• skinflint •
skin-flint • Hear it!
Part of Speech: Noun
Meaning: A miser, a niggardly person, a tightwad, a person so greedy he would try to get skin from a flint.
Notes: Today's Good Word may be the longest word in English that is pronounced the way it is spelled (see Pronunciation). The now famous poem by Gerald Trenite The Chaos reflects the more usual relationships between English pronunciation and spelling. In other respects, though, this word is not alone in the world; it possesses an adjective, skinflinty, which boasts an adverb, skinflintily, and a noun, skinflintiness.

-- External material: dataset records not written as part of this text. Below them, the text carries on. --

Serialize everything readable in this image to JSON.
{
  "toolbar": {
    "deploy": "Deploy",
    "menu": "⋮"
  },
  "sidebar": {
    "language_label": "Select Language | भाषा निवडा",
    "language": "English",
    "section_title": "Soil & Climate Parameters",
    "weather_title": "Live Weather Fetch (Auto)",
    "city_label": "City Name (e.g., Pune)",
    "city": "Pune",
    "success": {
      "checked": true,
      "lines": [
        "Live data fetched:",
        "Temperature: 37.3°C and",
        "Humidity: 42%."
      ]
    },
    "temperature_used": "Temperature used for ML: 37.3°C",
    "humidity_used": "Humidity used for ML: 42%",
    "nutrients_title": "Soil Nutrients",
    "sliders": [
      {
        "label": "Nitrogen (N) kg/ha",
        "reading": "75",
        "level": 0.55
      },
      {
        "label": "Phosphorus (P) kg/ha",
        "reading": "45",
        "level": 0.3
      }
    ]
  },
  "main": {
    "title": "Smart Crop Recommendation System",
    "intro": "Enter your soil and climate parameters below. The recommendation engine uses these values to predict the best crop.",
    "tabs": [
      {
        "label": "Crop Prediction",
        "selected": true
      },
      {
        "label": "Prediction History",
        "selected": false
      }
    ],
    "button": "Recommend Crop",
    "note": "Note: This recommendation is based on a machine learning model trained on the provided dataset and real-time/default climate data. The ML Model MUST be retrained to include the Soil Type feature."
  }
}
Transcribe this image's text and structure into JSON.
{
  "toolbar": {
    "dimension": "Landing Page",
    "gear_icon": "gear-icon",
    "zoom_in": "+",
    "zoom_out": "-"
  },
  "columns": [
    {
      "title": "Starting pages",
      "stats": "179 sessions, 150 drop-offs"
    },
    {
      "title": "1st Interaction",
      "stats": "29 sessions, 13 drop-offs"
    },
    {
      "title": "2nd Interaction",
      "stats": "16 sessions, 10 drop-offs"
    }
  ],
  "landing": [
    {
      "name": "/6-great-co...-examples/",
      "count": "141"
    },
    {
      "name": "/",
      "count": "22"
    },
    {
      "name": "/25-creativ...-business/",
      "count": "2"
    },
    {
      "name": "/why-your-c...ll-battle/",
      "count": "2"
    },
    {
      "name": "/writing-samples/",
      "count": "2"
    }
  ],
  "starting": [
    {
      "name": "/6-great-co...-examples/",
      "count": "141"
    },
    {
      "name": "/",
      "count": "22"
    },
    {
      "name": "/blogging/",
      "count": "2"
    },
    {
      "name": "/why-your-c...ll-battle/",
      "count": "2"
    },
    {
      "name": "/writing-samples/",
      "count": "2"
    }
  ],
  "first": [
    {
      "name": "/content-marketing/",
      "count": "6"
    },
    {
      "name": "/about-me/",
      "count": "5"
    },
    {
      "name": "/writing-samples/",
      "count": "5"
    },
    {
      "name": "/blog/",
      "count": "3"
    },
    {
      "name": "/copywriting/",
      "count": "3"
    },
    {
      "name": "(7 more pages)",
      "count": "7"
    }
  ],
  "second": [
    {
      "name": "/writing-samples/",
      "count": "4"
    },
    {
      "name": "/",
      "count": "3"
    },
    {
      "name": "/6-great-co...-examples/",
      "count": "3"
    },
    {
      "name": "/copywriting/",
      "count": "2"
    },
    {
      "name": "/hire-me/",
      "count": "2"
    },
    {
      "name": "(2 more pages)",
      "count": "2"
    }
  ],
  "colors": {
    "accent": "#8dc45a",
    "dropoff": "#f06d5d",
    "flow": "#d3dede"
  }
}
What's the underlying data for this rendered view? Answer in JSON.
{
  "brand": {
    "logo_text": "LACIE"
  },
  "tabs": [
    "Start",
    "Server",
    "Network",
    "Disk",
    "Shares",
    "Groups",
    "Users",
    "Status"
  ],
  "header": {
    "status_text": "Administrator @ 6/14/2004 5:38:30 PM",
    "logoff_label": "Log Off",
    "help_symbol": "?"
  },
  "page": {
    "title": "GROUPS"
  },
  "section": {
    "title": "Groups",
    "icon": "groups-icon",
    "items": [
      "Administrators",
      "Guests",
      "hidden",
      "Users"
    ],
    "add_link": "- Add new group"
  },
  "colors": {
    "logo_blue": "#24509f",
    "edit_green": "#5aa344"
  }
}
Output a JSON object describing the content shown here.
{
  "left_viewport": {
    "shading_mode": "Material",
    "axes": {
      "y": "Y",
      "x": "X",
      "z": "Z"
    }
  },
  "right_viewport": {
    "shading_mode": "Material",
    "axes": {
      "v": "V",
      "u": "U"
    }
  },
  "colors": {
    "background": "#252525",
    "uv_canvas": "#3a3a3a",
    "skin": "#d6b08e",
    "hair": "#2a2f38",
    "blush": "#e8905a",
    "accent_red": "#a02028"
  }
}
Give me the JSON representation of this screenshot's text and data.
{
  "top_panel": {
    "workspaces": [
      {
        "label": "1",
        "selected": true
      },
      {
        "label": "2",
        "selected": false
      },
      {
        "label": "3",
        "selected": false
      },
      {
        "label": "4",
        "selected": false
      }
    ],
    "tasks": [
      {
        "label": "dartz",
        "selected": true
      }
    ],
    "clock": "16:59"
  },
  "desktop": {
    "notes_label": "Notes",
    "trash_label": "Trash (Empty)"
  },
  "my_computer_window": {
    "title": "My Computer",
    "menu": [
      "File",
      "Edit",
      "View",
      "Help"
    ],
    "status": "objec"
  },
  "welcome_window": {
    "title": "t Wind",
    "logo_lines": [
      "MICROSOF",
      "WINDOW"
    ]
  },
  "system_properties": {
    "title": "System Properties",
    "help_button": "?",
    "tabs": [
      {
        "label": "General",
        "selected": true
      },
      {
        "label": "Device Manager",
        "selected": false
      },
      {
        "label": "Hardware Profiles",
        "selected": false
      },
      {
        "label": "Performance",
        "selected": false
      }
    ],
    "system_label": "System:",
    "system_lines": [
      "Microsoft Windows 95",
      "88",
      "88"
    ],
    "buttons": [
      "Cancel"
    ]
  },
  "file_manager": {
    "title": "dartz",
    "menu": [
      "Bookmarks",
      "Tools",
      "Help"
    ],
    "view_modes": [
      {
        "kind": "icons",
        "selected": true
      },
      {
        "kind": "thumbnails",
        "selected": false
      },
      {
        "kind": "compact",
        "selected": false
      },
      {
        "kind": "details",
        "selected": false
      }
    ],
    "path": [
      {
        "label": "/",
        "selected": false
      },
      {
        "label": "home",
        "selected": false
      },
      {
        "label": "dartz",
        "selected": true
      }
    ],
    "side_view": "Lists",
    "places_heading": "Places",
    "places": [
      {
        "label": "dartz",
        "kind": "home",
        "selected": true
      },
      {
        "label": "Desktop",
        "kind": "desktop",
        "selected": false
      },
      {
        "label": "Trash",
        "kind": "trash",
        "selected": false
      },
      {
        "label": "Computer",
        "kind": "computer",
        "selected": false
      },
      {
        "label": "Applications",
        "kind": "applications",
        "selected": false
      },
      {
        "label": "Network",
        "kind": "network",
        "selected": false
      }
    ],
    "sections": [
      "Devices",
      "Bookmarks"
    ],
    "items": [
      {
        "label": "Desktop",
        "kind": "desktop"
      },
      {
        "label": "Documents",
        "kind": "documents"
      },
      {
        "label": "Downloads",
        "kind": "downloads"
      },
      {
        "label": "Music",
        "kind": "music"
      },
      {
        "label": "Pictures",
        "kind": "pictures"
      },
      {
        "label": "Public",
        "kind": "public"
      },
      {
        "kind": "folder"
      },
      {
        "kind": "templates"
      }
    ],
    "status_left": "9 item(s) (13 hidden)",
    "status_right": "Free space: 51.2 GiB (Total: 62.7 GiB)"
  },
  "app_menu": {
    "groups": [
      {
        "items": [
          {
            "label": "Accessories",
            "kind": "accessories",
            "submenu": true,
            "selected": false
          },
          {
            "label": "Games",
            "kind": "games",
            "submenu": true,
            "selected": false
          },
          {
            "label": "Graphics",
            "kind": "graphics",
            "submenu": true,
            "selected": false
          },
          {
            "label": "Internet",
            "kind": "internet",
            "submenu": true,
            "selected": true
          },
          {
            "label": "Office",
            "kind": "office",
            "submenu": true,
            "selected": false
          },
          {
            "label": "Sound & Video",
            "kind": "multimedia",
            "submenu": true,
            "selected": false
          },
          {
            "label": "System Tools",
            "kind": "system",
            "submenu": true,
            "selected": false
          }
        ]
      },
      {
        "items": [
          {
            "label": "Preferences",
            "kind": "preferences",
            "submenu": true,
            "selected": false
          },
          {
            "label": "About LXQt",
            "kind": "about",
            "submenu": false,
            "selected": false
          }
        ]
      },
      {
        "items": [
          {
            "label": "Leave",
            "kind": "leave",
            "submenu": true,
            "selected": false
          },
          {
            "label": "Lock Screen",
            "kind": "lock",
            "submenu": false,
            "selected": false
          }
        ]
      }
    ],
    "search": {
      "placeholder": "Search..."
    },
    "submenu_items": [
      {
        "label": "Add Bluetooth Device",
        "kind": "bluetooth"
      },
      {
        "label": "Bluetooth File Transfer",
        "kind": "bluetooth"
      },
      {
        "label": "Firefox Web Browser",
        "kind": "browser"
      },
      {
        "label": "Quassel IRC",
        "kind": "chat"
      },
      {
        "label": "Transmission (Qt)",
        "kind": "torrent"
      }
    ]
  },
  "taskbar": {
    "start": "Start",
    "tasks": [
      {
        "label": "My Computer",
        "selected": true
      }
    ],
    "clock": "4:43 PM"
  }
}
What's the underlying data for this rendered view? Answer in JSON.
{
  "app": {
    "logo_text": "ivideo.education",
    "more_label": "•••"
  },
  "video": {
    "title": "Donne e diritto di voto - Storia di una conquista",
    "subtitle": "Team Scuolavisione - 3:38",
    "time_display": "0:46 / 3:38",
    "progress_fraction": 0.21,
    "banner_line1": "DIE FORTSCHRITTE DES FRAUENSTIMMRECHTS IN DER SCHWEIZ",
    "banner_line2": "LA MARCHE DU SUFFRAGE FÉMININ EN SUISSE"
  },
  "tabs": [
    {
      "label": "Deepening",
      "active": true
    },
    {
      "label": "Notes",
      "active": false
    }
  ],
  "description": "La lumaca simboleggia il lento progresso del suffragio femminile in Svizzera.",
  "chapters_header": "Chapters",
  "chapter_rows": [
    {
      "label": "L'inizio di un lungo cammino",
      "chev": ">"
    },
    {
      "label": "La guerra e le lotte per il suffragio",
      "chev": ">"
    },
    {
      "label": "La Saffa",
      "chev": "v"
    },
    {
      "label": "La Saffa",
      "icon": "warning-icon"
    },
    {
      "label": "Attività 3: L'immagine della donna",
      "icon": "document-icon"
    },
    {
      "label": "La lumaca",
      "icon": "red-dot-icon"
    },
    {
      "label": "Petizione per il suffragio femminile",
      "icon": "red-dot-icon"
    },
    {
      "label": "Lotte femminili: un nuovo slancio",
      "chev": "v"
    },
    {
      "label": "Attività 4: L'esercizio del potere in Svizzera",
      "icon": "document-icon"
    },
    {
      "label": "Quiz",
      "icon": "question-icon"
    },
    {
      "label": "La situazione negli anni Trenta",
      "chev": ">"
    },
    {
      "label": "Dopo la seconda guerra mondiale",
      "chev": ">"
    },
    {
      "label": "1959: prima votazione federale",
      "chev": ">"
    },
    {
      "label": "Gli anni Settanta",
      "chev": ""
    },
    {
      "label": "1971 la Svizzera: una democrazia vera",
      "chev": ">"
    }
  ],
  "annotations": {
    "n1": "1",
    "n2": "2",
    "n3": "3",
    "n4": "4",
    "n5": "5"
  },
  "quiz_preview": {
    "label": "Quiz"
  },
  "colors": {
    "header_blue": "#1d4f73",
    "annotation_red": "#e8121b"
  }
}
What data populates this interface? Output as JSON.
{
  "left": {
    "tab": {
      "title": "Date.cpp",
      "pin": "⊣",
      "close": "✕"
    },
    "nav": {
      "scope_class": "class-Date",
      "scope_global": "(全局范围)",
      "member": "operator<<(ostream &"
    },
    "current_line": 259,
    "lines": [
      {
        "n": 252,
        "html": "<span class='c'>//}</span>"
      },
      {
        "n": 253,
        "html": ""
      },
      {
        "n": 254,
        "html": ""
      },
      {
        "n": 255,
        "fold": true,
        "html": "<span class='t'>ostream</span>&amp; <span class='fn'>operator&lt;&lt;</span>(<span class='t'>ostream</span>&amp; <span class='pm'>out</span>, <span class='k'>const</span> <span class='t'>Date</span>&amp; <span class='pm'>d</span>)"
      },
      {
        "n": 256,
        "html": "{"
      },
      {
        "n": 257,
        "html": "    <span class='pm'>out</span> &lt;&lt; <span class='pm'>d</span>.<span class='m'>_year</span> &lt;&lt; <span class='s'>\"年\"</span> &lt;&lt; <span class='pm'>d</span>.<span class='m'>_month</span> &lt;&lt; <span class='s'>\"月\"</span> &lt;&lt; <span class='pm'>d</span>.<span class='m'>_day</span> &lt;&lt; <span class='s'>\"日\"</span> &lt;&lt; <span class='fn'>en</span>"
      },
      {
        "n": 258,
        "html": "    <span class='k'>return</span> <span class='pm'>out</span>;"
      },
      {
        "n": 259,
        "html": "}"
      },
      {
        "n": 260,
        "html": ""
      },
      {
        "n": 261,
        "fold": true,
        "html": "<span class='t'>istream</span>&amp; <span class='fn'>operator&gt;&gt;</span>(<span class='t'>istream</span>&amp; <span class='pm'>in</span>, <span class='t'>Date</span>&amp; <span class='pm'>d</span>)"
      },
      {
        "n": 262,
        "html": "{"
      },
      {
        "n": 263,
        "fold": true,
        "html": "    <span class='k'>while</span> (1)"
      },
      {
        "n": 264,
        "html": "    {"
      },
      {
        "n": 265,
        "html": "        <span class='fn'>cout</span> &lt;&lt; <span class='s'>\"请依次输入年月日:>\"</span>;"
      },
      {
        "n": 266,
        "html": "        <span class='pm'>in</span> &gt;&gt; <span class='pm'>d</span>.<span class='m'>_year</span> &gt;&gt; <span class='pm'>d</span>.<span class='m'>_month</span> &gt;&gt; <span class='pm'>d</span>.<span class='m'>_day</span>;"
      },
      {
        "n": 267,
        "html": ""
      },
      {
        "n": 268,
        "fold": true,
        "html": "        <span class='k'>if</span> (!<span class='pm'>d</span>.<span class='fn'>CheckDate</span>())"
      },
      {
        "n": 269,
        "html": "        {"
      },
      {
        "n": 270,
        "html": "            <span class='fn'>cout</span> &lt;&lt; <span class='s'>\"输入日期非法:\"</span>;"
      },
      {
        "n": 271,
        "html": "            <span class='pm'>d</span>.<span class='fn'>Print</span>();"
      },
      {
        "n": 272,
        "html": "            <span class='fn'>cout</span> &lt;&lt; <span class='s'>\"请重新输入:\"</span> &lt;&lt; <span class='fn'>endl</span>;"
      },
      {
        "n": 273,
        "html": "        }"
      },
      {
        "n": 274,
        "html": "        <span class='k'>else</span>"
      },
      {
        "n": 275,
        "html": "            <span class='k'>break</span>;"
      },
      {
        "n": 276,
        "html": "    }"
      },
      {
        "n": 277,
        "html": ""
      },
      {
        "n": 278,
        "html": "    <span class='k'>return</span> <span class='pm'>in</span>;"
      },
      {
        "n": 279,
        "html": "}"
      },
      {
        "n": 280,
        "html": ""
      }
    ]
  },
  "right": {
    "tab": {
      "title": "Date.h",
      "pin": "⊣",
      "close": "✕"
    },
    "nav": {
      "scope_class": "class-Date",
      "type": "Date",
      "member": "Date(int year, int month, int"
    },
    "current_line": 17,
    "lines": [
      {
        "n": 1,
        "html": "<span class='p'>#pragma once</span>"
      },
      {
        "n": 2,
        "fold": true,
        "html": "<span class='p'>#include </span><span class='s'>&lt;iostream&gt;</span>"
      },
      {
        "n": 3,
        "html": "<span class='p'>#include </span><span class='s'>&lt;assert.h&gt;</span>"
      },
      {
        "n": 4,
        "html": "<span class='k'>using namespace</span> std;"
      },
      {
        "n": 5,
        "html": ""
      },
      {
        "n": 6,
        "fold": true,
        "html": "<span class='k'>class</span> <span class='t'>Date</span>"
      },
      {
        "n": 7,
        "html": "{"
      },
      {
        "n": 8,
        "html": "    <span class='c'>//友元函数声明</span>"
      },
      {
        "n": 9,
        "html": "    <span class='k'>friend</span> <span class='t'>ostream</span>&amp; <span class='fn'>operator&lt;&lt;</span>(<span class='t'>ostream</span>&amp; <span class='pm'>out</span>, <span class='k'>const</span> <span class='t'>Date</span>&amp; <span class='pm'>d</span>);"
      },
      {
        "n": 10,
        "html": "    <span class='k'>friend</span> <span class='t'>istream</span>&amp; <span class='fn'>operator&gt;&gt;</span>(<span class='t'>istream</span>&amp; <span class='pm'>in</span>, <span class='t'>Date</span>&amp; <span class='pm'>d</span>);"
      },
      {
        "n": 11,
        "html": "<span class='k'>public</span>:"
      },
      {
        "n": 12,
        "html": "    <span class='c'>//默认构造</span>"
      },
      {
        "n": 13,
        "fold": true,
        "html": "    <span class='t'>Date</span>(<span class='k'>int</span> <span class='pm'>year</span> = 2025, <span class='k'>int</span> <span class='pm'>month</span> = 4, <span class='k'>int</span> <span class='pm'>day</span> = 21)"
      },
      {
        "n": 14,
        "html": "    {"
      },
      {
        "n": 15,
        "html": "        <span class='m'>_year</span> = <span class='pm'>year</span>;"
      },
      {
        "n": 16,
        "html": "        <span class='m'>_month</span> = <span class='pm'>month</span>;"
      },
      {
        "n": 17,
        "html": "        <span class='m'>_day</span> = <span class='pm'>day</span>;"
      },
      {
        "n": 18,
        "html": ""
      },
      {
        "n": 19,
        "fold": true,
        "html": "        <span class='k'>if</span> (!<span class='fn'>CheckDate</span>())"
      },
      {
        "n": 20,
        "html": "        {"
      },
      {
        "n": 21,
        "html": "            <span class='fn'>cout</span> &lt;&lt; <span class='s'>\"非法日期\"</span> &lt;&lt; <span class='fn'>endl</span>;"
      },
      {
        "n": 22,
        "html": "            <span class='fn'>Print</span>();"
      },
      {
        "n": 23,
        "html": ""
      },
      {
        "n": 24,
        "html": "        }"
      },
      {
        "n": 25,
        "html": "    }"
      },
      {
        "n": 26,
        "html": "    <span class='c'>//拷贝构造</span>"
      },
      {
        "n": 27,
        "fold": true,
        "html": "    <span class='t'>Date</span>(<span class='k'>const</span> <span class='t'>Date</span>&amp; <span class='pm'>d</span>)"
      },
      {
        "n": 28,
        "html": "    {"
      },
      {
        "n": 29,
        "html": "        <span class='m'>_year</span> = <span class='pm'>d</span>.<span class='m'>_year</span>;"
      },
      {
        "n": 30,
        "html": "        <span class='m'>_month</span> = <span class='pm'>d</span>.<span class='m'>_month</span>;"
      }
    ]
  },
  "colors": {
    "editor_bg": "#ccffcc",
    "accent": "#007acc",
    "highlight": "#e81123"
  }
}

In Play: For some reason, skinflintiness is most often associated with old people: "That old skinflint has the first nickel he ever earned." That may be the result of the ability to manage money coming later in life. Whatever the reason, it is unfair; skinflints come in all sizes, genders, and ages: "Is my baby already such a skinflint that she won't share her cookie with her daddy?" You guess the age here.
Word History: The first component of today's word, skin, was borrowed from Norwegian skinn, cousin of Danish skind. It goes back to Proto-Indo-European sek- "to cut" plus a suffix -n. With a suffix -s, it became Old English seax [sayks] "knife", which today is zax "hatchet for trimming roof shingles". With both -s and -n, this root may be responsible for Saxon [sæksên] "people with the knives", though this derivation is not without its problems. In Latin the root emerged in secare "to cut", the root at the root of a large series of English borrowings, including secant, intersect, insect, and section. Oh, yes: English sickle is also a derivative of the same root. (Let us all be grateful that Larry Brady, our Stargazer in the Agora, is not a skinflint with his words, for it was he who suggested this one for today.)